Documentation is confusing over mlock configuration

Storage Migration tutorial - Consul to Integrated Storage | Vault - HashiCorp Learn makes it very clear to disable mlock:

NOTE: When using the Raft storage backend, it is strongly recommended to set disable_mlock to true , and to disable memory swapping on the system.

Server Configuration | Vault by HashiCorp (vaultproject.io) says the same thing:

Disabling mlock is strongly recommended if using integrated storage due to the fact that mlock does not interact well with memory mapped files such as those created by BoltDB, which is used by Raft to track state.

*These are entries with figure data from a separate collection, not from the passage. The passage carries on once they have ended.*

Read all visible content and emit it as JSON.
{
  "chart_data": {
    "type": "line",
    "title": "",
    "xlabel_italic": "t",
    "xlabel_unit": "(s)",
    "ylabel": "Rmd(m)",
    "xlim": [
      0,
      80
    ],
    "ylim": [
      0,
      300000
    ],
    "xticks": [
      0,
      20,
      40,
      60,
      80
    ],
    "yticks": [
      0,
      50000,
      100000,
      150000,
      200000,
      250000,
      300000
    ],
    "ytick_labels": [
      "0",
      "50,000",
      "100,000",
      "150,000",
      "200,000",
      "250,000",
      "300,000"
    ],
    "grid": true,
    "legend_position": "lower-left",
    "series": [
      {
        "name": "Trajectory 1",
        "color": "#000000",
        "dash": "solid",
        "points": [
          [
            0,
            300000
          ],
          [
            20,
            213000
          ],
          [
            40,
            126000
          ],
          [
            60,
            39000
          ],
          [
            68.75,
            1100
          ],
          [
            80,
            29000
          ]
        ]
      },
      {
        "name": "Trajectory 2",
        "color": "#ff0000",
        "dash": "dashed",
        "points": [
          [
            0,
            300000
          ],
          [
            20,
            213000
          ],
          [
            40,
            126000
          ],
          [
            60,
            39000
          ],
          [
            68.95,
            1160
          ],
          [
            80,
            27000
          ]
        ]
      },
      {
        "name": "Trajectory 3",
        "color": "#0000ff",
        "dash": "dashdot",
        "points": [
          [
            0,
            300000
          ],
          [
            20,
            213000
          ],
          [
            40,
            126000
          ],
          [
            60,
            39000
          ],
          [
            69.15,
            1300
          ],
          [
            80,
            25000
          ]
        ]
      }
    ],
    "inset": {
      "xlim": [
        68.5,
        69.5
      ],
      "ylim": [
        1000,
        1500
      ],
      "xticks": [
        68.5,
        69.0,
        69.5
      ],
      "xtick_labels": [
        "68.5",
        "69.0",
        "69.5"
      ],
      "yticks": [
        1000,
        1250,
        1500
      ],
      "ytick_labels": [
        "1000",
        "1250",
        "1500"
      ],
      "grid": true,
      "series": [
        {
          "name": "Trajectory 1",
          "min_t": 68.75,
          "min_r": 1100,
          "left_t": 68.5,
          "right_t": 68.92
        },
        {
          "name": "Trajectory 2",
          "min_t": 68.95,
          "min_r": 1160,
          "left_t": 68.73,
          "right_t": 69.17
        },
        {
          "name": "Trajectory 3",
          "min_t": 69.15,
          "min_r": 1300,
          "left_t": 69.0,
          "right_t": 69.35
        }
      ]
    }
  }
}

However, Vault Deployment Guide with Integrated Storage | Vault - HashiCorp Learn says:

Give vault the ability to use the mlock syscall without running the process as root . The mlock syscall prevents memory from being swapped to disk.

Given that this page is actually titled “Vault Deployment Guide with Integrated Storage” (my emphasis) then shouldn’t this page not have that recommendation? Or am I misunderstanding the whole mlock thing?

Hi! Yeah, it’s a bit confusing, even at its clearest (which, in my mind, is probably where the config option itself is discussed):

Basically, in an ideal world, Vault with mlock'd memory is ideal. However, in the case of BoltDB, it gets very sad in that environment. (As pointed out in a previous post, BoltDB does a lot of what could be deemed odd things for the sake of speed.) Therefore, disable mlock in this specific case, and then put some other measures in place to compensate for the fact that your deployment is now vulnerable to certain attacks normally mitigated by the reference architecture.